= Speed of light (cellular automaton) =

Maximum rate at which information propagates in a cellular automaton grid

In Conway's Game of Life (and related cellular automata), the speed of light is a propagation rate across the grid of exactly one step (either horizontally, vertically or diagonally) per generation. In a single generation, a cell can only influence its nearest neighbours, and so the speed of light (by analogy with the speed of light in physics) is the maximum rate at which information can propagate. It is therefore an upper bound to the speed at which any pattern can move.

==Notation==
As in physics, the speed of light is represented by the letter c. This in turn is used as a reference for describing the average propagation speed of any given type of spaceship. For example, a glider is said to have a speed of c/4, as it takes four generations for a given state to be translated by one cell.

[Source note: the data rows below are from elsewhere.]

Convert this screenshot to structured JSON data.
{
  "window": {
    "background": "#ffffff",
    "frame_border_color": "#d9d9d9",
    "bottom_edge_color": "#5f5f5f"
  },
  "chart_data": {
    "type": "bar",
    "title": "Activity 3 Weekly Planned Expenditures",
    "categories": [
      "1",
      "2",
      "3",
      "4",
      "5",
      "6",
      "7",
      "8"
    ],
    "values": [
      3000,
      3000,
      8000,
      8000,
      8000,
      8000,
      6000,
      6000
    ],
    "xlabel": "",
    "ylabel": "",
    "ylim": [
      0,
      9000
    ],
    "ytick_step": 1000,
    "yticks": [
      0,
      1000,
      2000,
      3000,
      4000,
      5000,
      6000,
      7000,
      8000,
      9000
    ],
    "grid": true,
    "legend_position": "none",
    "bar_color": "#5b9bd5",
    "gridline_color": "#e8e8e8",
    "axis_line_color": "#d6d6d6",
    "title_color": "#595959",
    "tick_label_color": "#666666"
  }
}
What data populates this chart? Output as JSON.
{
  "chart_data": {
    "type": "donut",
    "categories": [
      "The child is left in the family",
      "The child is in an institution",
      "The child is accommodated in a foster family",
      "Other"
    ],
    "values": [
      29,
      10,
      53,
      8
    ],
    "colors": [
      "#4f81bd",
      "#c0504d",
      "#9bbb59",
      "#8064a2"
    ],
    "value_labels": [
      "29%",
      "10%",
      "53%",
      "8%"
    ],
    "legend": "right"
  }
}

Similarly, the "lightweight spaceship" is said to have a speed of c/2, as it takes four generations for a given state to be translated by two cells.

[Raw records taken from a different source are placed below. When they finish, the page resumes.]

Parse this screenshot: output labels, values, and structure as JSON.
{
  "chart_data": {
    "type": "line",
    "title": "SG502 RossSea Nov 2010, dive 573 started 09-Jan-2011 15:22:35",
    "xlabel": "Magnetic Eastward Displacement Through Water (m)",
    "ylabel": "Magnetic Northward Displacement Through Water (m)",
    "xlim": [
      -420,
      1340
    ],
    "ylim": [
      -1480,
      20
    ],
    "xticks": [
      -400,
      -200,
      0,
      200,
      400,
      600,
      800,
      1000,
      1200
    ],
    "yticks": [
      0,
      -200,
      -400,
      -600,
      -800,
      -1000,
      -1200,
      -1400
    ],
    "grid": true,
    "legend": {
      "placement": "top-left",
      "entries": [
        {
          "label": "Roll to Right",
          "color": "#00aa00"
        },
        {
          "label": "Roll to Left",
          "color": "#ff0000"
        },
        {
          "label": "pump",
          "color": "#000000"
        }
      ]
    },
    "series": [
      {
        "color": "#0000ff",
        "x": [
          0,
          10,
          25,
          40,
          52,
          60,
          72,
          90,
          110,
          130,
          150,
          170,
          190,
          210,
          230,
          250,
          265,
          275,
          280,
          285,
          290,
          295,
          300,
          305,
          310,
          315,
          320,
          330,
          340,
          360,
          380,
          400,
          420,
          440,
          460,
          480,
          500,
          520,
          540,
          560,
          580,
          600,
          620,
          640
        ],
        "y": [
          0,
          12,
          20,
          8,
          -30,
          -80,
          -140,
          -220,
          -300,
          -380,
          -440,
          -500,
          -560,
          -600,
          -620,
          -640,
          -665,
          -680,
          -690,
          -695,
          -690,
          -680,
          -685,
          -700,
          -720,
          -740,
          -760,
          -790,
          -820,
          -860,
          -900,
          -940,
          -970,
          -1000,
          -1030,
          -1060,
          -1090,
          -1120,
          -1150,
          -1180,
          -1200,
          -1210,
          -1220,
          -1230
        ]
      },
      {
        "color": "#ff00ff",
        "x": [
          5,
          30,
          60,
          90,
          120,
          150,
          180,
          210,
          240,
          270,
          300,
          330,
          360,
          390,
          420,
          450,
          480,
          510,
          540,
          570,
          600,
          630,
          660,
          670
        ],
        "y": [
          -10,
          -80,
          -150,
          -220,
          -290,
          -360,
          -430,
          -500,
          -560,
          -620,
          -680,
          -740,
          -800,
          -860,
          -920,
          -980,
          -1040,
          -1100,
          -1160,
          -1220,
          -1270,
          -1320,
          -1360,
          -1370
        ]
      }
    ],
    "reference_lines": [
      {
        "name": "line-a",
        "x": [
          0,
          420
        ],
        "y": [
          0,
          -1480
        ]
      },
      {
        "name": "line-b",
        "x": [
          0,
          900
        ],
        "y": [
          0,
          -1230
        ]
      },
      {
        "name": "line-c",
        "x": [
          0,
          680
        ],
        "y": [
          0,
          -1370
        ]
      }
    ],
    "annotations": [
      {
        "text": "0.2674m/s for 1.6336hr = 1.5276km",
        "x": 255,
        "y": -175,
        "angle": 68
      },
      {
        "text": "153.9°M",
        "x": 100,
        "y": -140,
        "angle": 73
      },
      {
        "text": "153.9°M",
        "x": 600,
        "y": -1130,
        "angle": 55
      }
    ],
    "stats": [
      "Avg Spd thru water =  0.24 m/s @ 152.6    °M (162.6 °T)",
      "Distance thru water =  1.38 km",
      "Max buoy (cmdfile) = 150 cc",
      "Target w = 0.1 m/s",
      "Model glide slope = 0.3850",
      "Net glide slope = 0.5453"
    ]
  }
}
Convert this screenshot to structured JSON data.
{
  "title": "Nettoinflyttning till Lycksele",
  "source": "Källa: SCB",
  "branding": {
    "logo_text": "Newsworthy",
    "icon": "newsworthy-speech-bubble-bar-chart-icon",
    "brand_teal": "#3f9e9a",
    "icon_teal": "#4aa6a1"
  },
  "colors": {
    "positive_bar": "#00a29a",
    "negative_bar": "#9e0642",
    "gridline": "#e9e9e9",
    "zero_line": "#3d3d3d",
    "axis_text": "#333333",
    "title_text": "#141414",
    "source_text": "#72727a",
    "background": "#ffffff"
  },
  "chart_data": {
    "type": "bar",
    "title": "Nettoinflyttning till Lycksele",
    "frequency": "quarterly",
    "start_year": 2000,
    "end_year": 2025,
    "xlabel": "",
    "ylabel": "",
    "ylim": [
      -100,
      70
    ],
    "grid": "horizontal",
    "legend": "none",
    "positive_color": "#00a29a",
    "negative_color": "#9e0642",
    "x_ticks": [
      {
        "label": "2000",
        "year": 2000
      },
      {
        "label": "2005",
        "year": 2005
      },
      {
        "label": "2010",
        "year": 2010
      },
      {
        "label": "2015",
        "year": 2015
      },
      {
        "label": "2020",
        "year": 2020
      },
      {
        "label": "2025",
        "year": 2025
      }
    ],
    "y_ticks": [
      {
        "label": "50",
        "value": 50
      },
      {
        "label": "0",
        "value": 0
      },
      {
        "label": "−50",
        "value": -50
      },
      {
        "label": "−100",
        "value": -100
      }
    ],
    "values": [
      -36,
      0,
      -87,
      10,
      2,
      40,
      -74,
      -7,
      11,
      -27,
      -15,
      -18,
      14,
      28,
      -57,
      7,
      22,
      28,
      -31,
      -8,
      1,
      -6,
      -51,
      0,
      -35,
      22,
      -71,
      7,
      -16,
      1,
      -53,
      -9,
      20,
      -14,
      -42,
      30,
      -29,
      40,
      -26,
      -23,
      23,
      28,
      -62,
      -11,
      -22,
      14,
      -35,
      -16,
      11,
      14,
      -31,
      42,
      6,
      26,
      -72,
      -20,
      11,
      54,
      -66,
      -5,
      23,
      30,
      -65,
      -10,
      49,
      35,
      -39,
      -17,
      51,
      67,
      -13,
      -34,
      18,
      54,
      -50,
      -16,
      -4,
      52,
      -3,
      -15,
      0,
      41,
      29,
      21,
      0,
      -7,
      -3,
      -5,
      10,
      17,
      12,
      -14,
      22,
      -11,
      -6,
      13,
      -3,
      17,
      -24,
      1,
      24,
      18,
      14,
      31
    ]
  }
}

==Lightspeed propagation==
While c is an absolute upper bound to propagation speed, the maximum speed of a spaceship in Conway's Game of Life is c/2. This is because it is impossible to build a spaceship that can move every generation. (This is not true, though, for cellular automata in general; for instance, many light-speed spaceships exist in Seeds.) It is, however, possible for objects to travel at the speed of light if they move through a medium other than empty space. Such media include trails of hives, and alternating stripes of live and dead cells.

==Faster than light propagation==
Certain patterns can appear to move at a speed greater than one cell per generation, but like faster than light phenomena in physics this is illusory.

An example is the "Star Gate", an arrangement of three converging gliders that will mutually annihilate on collision. If a lightweight spaceship (LWSS) hits the colliding gliders, it will appear to move forwards by 11 cells in only 6 generations, and thus travel faster than light. This illusion happens because the glider annihilation reaction proceeds by the creation and soon-after destruction of another LWSS. When the incoming LWSS hits the colliding gliders, it is not transported, but instead modifies the reaction so that the newly created LWSS can survive. The only signal being transmitted is determining whether the outgoing LWSS should survive or not. This does not need to reach its destination until after the LWSS has been "transported", so no information needs to travel faster than light.